Per quanto riguarda i numeri, stando a quanto riportato a ottobre da Bloomberg, l’inclusione di Black Ops 6 nel Game Pass al day one era costata a Microsoft circa 300 milioni di dollari in mancate vendite, con l’82% delle copie vendute proveniente dalla sola PlayStation 5, priva del servizio in abbonamento. Con Black Ops 7 la situazione è peggiorata ulteriormente, con vendite calate di circa il 60% rispetto al capitolo precedente. In sostanza, offrire il franchise più redditizio dell’industria videoludica in un abbonamento mensile si è rivelato economicamente insostenibile.
Microsoft ha comunque precisato che tutti i titoli di Call of Duty già presenti nel catalogo continueranno a essere disponibili, tra cui Black Ops 7, Modern Warfare (2019) e Vanguard, con l’intenzione di aggiungere anche capitoli più datati nel corso del prossimo anno. Infine gli abbonati Ultimate continueranno ad avere accesso a centinaia di giochi al day one, ai bonus in-game, al multiplayer online su console e al cloud gaming.
Nel comunicato Xbox ha motivato la decisione con queste parole:
I nostri giocatori coprono un’ampia varietà di aree geografiche, preferenze e gusti, quindi, sebbene non esista un unico modello che sia il migliore per tutti, questo cambiamento risponde ai molti feedback che abbiamo ricevuto finora. Continueremo ad ascoltare e imparare.
Qui sotto potete leggere il tweet originale di Asha Sharma. Voi che ne pensate? Il calo di prezzo compensa la perdita dei futuri Call of Duty al lancio, o è un passo indietro per il Game Pass?
Game Pass Ultimate has become too expensive for too many players. Starting today, we’re dropping the price from $29.99 to $22.99/month.
Future Call of Duty titles will no longer join Game Pass Ultimate on day one. They will join this tier the following holiday after launch (about…— Asha (@asha_shar) April 21, 2026

Io fossi in loro smetterei di promuovere lo slogan Xbox ovunque e ritornerei a creare esclusive ridando identità al loro marchio
Per me è una buona notizia. Era una cosa doverosa: il Game Pass non poteva costare così tanto dai, era fuori mercato. Anche sticazzi di Call of Duty. Chi vuole se lo compra come si è sempre fatto e bon.

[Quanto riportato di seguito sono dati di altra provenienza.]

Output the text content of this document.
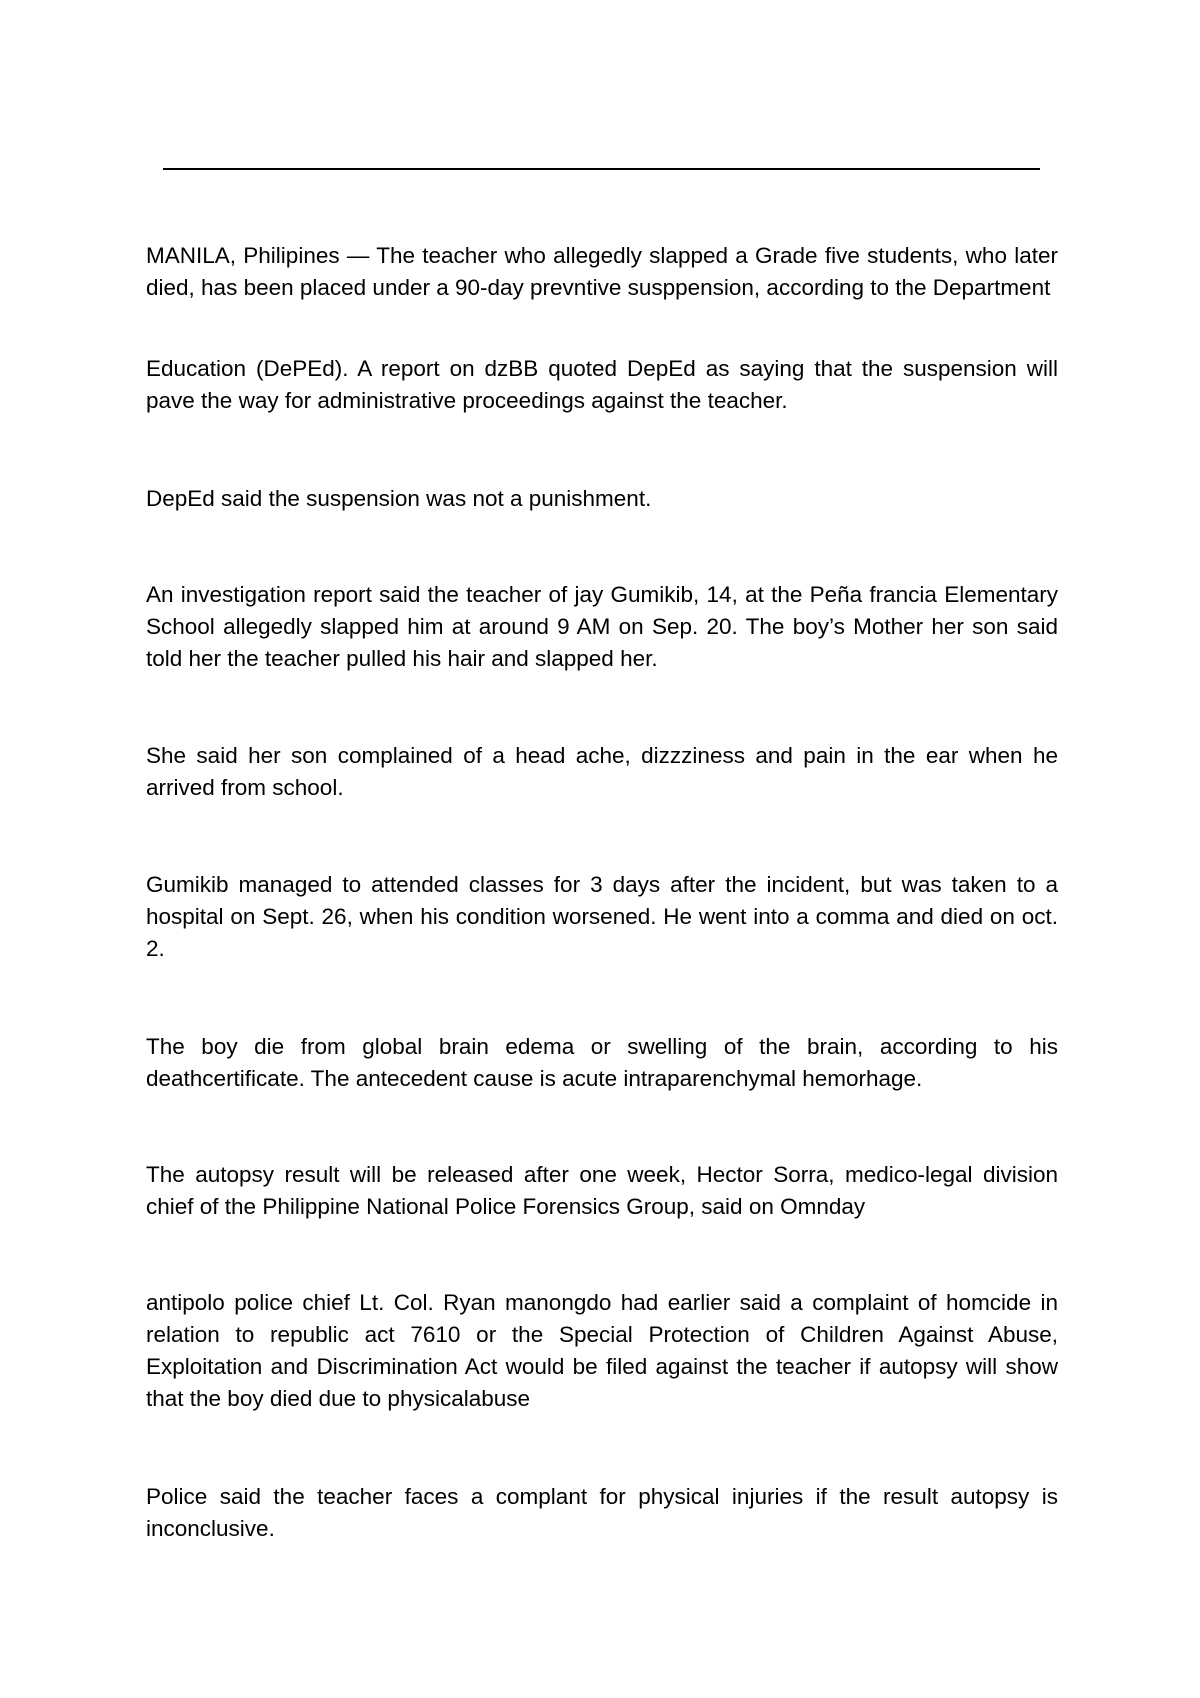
MANILA, Philipines — The teacher who allegedly slapped a Grade five students, who later died, has been placed under a 90-day prevntive susppension, according to the Department

Education (DePEd). A report on dzBB quoted DepEd as saying that the suspension will pave the way for administrative proceedings against the teacher.

DepEd said the suspension was not a punishment.

An investigation report said the teacher of jay Gumikib, 14, at the Peña francia Elementary School allegedly slapped him at around 9 AM on Sep. 20. The boy’s Mother her son said told her the teacher pulled his hair and slapped her.

She said her son complained of a head ache, dizzziness and pain in the ear when he arrived from school.

Gumikib managed to attended classes for 3 days after the incident, but was taken to a hospital on Sept. 26, when his condition worsened. He went into a comma and died on oct. 2.

The boy die from global brain edema or swelling of the brain, according to his deathcertificate. The antecedent cause is acute intraparenchymal hemorhage.

The autopsy result will be released after one week, Hector Sorra, medico-legal division chief of the Philippine National Police Forensics Group, said on Omnday

antipolo police chief Lt. Col. Ryan manongdo had earlier said a complaint of homcide in relation to republic act 7610 or the Special Protection of Children Against Abuse, Exploitation and Discrimination Act would be filed against the teacher if autopsy will show that the boy died due to physicalabuse

Police said the teacher faces a complant for physical injuries if the result autopsy is inconclusive.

Unica preoccupazione: speriamo che questa mossa non crei un precedente pericoloso per Microsoft. Del tipo che poi il prossimo anno tolgono dal Pass il prossimo grande gioco Xbox, l’anno ancora dopo tolgono The Elder Scrolls VI e via così…

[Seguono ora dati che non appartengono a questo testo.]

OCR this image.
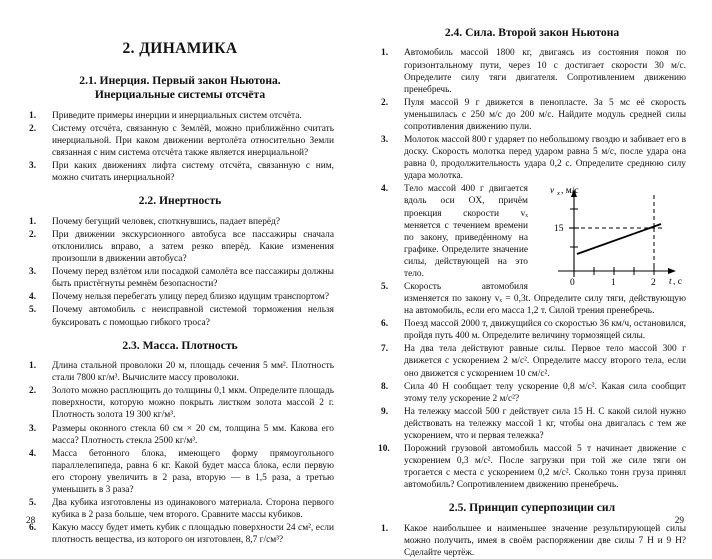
2. ДИНАМИКА
2.1. Инерция. Первый закон Ньютона.
Инерциальные системы отсчёта
1.	Приведите примеры инерции и инерциальных систем отсчёта.
2.	Систему отсчёта, связанную с Землёй, можно приближённо считать инерциальной. При каком движении вертолёта относительно Земли связанная с ним система отсчёта также является инерциальной?
3.	При каких движениях лифта систему отсчёта, связанную с ним, можно считать инерциальной?
2.2. Инертность
1.	Почему бегущий человек, споткнувшись, падает вперёд?
2.	При движении экскурсионного автобуса все пассажиры сначала отклонились вправо, а затем резко вперёд. Какие изменения произошли в движении автобуса?
3.	Почему перед взлётом или посадкой самолёта все пассажиры должны быть пристёгнуты ремнём безопасности?
4.	Почему нельзя перебегать улицу перед близко идущим транспортом?
5.	Почему автомобиль с неисправной системой торможения нельзя буксировать с помощью гибкого троса?
2.3. Масса. Плотность
1.	Длина стальной проволоки 20 м, площадь сечения 5 мм². Плотность стали 7800 кг/м³. Вычислите массу проволоки.
2.	Золото можно расплющить до толщины 0,1 мкм. Определите площадь поверхности, которую можно покрыть листком золота массой 2 г. Плотность золота 19 300 кг/м³.
3.	Размеры оконного стекла 60 см × 20 см, толщина 5 мм. Какова его масса? Плотность стекла 2500 кг/м³.
4.	Масса бетонного блока, имеющего форму прямоугольного параллелепипеда, равна 6 кг. Какой будет масса блока, если первую его сторону увеличить в 2 раза, вторую — в 1,5 раза, а третью уменьшить в 3 раза?
5.	Два кубика изготовлены из одинакового материала. Сторона первого кубика в 2 раза больше, чем второго. Сравните массы кубиков.
6.	Какую массу будет иметь кубик с площадью поверхности 24 см², если плотность вещества, из которого он изготовлен, 8,7 г/см³?
28
2.4. Сила. Второй закон Ньютона
1.	Автомобиль массой 1800 кг, двигаясь из состояния покоя по горизонтальному пути, через 10 с достигает скорости 30 м/с. Определите силу тяги двигателя. Сопротивлением движению пренебречь.
2.	Пуля массой 9 г движется в пенопласте. За 5 мс её скорость уменьшилась с 250 м/с до 200 м/с. Найдите модуль средней силы сопротивления движению пули.
3.	Молоток массой 800 г ударяет по небольшому гвоздю и забивает его в доску. Скорость молотка перед ударом равна 5 м/с, после удара она равна 0, продолжительность удара 0,2 с. Определите среднюю силу удара молотка.
4.	v x , м/с
15
0	1	2 t , c
Тело массой 400 г двигается вдоль оси OX, причём проекция скорости vₓ меняется с течением времени по закону, приведённому на графике. Определите значение силы, действующей на это тело.
5.	Скорость автомобиля изменяется по закону vₓ = 0,3t. Определите силу тяги, действующую на автомобиль, если его масса 1,2 т. Силой трения пренебречь.
6.	Поезд массой 2000 т, движущийся со скоростью 36 км/ч, остановился, пройдя путь 400 м. Определите величину тормозящей силы.
7.	На два тела действуют равные силы. Первое тело массой 300 г движется с ускорением 2 м/с². Определите массу второго тела, если оно движется с ускорением 10 см/с².
8.	Сила 40 Н сообщает телу ускорение 0,8 м/с². Какая сила сообщит этому телу ускорение 2 м/с²?
9.	На тележку массой 500 г действует сила 15 Н. С какой силой нужно действовать на тележку массой 1 кг, чтобы она двигалась с тем же ускорением, что и первая тележка?
10.	Порожний грузовой автомобиль массой 5 т начинает движение с ускорением 0,3 м/с². После загрузки при той же силе тяги он трогается с места с ускорением 0,2 м/с². Сколько тонн груза принял автомобиль? Сопротивлением движению пренебречь.
2.5. Принцип суперпозиции сил
1.	Какое наибольшее и наименьшее значение результирующей силы можно получить, имея в своём распоряжении две силы 7 Н и 9 Н? Сделайте чертёж.
29
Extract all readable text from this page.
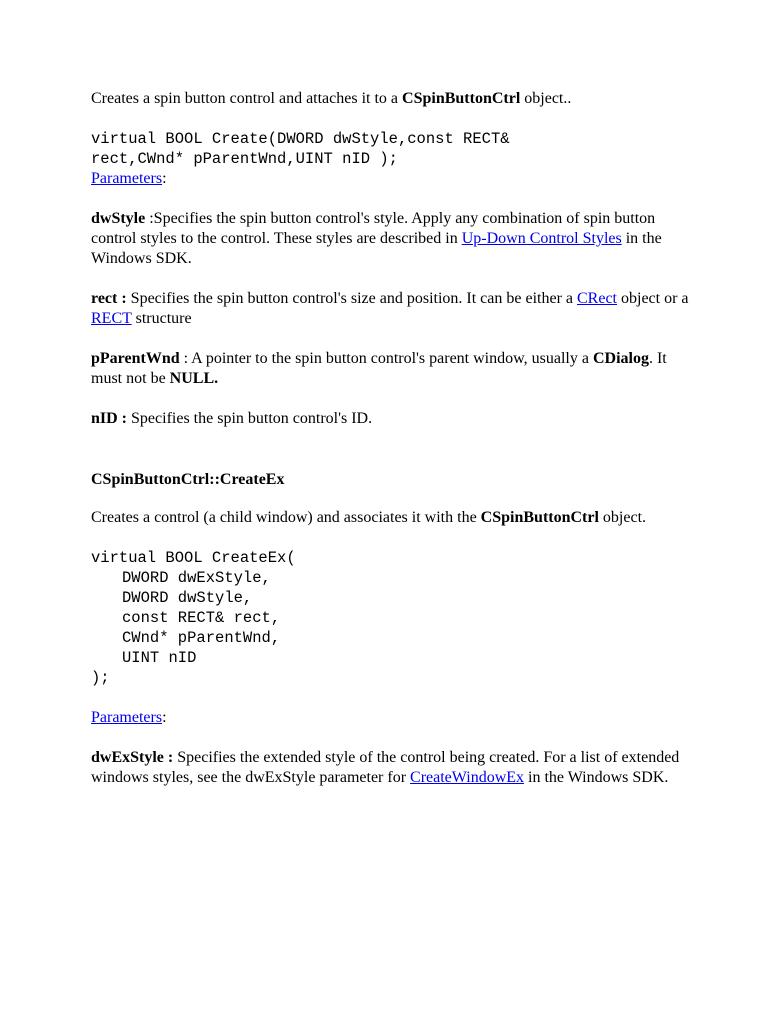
Creates a spin button control and attaches it to a CSpinButtonCtrl object..

virtual BOOL Create(DWORD dwStyle,const RECT&
rect,CWnd* pParentWnd,UINT nID );

Parameters:

dwStyle :Specifies the spin button control's style. Apply any combination of spin button control styles to the control. These styles are described in Up-Down Control Styles in the Windows SDK.

rect : Specifies the spin button control's size and position. It can be either a CRect object or a RECT structure

pParentWnd : A pointer to the spin button control's parent window, usually a CDialog. It must not be NULL.

nID : Specifies the spin button control's ID.

CSpinButtonCtrl::CreateEx

Creates a control (a child window) and associates it with the CSpinButtonCtrl object.

virtual BOOL CreateEx(
DWORD dwExStyle,
DWORD dwStyle,
const RECT& rect,
CWnd* pParentWnd,
UINT nID
);

Parameters:

dwExStyle : Specifies the extended style of the control being created. For a list of extended windows styles, see the dwExStyle parameter for CreateWindowEx in the Windows SDK.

Comunque questo calo di prezzi di Microsoft è un unicum assoluto. Non penso che ci sia nessun altra multinazionale che stia abbassando i prezzi in questo periodo, anzi XD
Chiaramente sono corsi ai ripari dopo le lamentele che hanno seguito gli aumenti di ottobre, comunque ben venga qualche euro in meno al prezzo di non avere CoD al day one. Anche perché difficilmente chi fa l’abbonamento lo fa per un solo gioco (non avrebbe senso) quindi chi è veramente patito di CoD e ci passa su tante ore a giocare online, lo comprerà come probabilmente faceva già prima.
Per tutti gli altri rimane sempre il discorso del rapporto tra costo, titoli offerti e ore di gioco, che a seconda dei casi può essere conveniente oppure no.